By Brian Volck
We have all known the long loneliness and we have learned that the only solution is love and that love comes with community.
Writing, at least writing anything worthwhile, is a lonely business, and I’m a lonely person. Some will surely scoff at that last bit. Others will say I’m whining. After all, I’ve been married nearly twenty-five years to a woman I’m absolutely in love with and I have more friends than any man deserves.
Then again, the notion that marriage can and ought to meet one’s every emotional need is an fantasy of recent manufacture, more suited to Barry White songs than life on this planet. I’m not justifying infidelity, just making a point about a sentimentality that corrodes and finally undermines the demanding practice called marriage.
As for the friends who know me best, I don’t see them often. Our paths haphazardly intersect here in town or we meet after months apart in places like Chicago or Santa Fe, keeping in touch the rest of the year through disembodied means: emails, phone calls or the rare letter.

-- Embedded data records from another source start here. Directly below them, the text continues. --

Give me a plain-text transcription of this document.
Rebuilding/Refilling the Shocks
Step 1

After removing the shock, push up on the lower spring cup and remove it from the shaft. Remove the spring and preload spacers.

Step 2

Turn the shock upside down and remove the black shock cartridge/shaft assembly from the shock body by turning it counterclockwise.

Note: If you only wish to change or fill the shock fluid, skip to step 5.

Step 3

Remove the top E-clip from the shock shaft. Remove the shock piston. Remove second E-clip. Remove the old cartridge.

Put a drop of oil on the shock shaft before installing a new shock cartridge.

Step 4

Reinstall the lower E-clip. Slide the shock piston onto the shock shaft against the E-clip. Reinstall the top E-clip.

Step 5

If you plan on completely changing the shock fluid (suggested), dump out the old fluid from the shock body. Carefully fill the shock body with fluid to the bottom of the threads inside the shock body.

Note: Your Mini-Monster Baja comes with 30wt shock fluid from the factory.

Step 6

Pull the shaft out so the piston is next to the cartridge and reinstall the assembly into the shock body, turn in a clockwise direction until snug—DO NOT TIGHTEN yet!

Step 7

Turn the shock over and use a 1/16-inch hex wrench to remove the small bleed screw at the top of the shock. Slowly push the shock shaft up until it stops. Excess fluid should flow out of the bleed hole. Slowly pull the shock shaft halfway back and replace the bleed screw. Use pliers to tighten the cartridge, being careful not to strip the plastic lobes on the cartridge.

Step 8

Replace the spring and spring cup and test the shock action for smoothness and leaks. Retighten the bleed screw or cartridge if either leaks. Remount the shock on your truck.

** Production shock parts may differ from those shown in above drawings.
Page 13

Doctoring, of course, demands a certain sociability, but adaptable introverts know how to assume a persona. And those who imagine introverts are necessarily shy have no idea how exhausting personae can be. My wife sees the fatigue my patients and colleagues don’t, and wonders how many hours a man can sleep.
Writing is exhausting, too. Exhausting and lonely. There are, I’m sure, socialites and extroverts who write well and often, but even they must face, sooner or later—and necessarily alone—the blank page. No matter where writing is conceived, it’s birthed in solitude and with great effort.
Odd, how soon after I sit down to write comes the desire to take a nap. It’s the critic arriving early, I know. The same inner voice that, under different circumstances, sniffs at my last paragraph and says, “So what?” or “That’s even worse than usual.”
A poet friend of mine once wrote, “If the critic arrives too soon, poison his coffee.” I wish I could take his advice. It sucks, being a pacifist.
So the critic lingers, killing seedlings as they sprout, laying waste precious time I’ve stolen from the rest of my life.
Thomas Mann observed, “A writer is someone for whom writing is more difficult than it is for other people.” In the original German, the predicate, “schwerer faellt” is best translated as “more difficult than,” but the words can also mean “falls harder.” For a writer, writing falls harder than it does for others. It’s a weight at least as often as a joy, more so when the gap between sentences I write and those I want them to be widens into a chasm.
I want my words to be clear as glass, to show and tell at the same time, without all the explaining and qualifying I imagine my weird takes on the universe require. A resident I supervised in the hospital once said, “It would scare me to live inside your head.”
She had no idea.
In the Ted Turner version of the life of Abraham (talk about drawing straight with crooked lines!), the priest, Melchizedek, appears out of nowhere, bearing bread and wine, and blessing “Abram of God Most High, Maker of heaven and earth.” Abram, played marvelously by Richard Harris, looks first at this stranger and then skyward, his face forming a prayer of wonder and relief. “Here at last,” he wordlessly conveys, “is one who understands me, who requires from me no explanation.”
I love that scene. That’s what I want my writing to do. That’s what I hope for in life. Not all the time, but on occasion at least.
I’ve had those moments: with my wife, with close friends, at the Glen Workshop or Ekklesia Project gatherings, during my MFA. It needn’t be all agreement and singlemindedness. I disagree all the time, but in such graced moments disagreements play out on a field of compassion, a tacit understanding that each hears the other with a desire to understand.
Maybe that’s why I can’t write in the grip of loneliness: I’m afraid of what won’t happen. Afraid that my words won’t find a home, will be cast aside, misconstrued, or give offense. I’m afraid of what might happen without community.
And maybe that’s why the critic leaves so conspicuous—to me at least—a trail of things unwritten, punches pulled or not thrown at all, for fear of causing offense, of disappointing or contradicting someone whose opinion I value above mine, often people I hardly know. I should be old enough not to care, but it’s still important that people like me.
November is the month when I can expect my melancholy to crawl out of its hole like some half-forgotten pet snake and bite me, filling my blood with the twin venoms of loneliness and doubt. It stinks, but it makes for an interesting Advent, a season of waiting for the Stranger I both desire and fear.
And maybe that’s why I return each Advent to Annie Dillard’s short essay, “God in the Doorway,” which you owe it to yourself to read at least once and which ends:
I am sorry I ran from you. I am still running, running from that knowledge, that eye, that love from which there is no refuge. For you meant only love, and love, and I felt only fear, and pain. So once in Israel love came to us incarnate, stood in the doorway between two worlds, and we were all afraid.